The March 5, 2019 Order - the Forensic Inspection Protocol

The Forensic Inspection Protocol (the "Protocol") required Donziger to (a) identify and provide certain additional information with regard to his electronic devices, media, and web-based accounts in writing on or before March 8, 2019, and (b) surrender his devices and give access to his accounts the Neutral Forensic Expert on March 18, 2019 for forensic imaging.125 The Protocol specifies a procedure for identifying responsive documents on the images and producing them to Chevron.

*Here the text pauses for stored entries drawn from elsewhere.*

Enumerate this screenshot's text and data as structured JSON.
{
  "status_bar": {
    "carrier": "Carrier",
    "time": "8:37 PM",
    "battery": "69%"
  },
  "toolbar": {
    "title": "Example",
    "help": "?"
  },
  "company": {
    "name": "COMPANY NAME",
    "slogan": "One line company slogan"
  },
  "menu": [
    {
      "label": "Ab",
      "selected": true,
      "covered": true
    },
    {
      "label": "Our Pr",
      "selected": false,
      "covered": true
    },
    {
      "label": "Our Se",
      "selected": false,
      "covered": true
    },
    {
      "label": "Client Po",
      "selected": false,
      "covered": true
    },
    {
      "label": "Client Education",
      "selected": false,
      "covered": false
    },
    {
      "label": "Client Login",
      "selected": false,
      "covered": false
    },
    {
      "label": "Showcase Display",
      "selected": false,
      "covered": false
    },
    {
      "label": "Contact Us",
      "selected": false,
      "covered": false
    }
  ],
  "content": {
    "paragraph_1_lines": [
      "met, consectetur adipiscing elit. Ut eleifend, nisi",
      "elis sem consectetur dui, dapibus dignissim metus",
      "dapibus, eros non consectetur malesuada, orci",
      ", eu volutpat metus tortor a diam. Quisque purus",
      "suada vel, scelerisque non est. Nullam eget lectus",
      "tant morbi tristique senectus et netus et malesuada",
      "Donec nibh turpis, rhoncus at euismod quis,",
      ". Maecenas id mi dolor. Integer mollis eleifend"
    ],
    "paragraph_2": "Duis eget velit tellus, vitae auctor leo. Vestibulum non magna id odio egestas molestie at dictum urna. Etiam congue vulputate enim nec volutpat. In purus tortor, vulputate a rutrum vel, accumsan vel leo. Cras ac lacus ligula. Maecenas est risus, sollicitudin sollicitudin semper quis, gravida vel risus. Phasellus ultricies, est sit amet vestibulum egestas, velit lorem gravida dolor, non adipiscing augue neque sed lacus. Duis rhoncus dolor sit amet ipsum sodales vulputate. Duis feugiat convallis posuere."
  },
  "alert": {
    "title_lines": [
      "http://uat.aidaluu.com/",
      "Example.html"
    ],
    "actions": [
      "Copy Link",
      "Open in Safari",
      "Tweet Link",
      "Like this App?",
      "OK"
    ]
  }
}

Donziger quite intentionally has not complied with the requirements set out in the preceding paragraph. Indeed, he explicitly has invited a contempt finding in this regard.

Discussion

I. Civil Contempt - General Principles

The purpose of civil contempt is not to punish but to compensate for injury caused by any violation of a court order or process, to coerce compliance, or both.126 In order to prevail on a civil contempt motion, the moving party must establish that (1) the court order with which the alleged contemnor failed to comply was *489clear and unambiguous, (2) the proof of noncompliance is clear and convincing, and (3) the alleged contemnor has not diligently attempted to comply in a reasonable manner.127 Contrary to Donziger's frequent assertions to the contrary,128 no proof of bad faith or wilfulness is required in order to establish civil contempt.129

A court order is clear and unambiguous when it "leaves no uncertainty in the minds of those to whom it is addressed."130 Those parties must be able to "ascertain from the four corners of the order precisely what acts are forbidden."131 That said, a court retains discretion as to whether to impose civil contempt sanctions.132

II. Disobedience of Paragraph 1 of the RICO Judgment - the 2017 Retainer

As set forth above, it is abundantly clear that Donziger violated, and continues to violate, paragraph 1 of the RICO Judgment by failing to transfer and assign his contractual right from the ADF to a contingent fee of 6.3 percent of any moneys obtained in respect of the Ecuador Judgment, whether by its enforcement or otherwise.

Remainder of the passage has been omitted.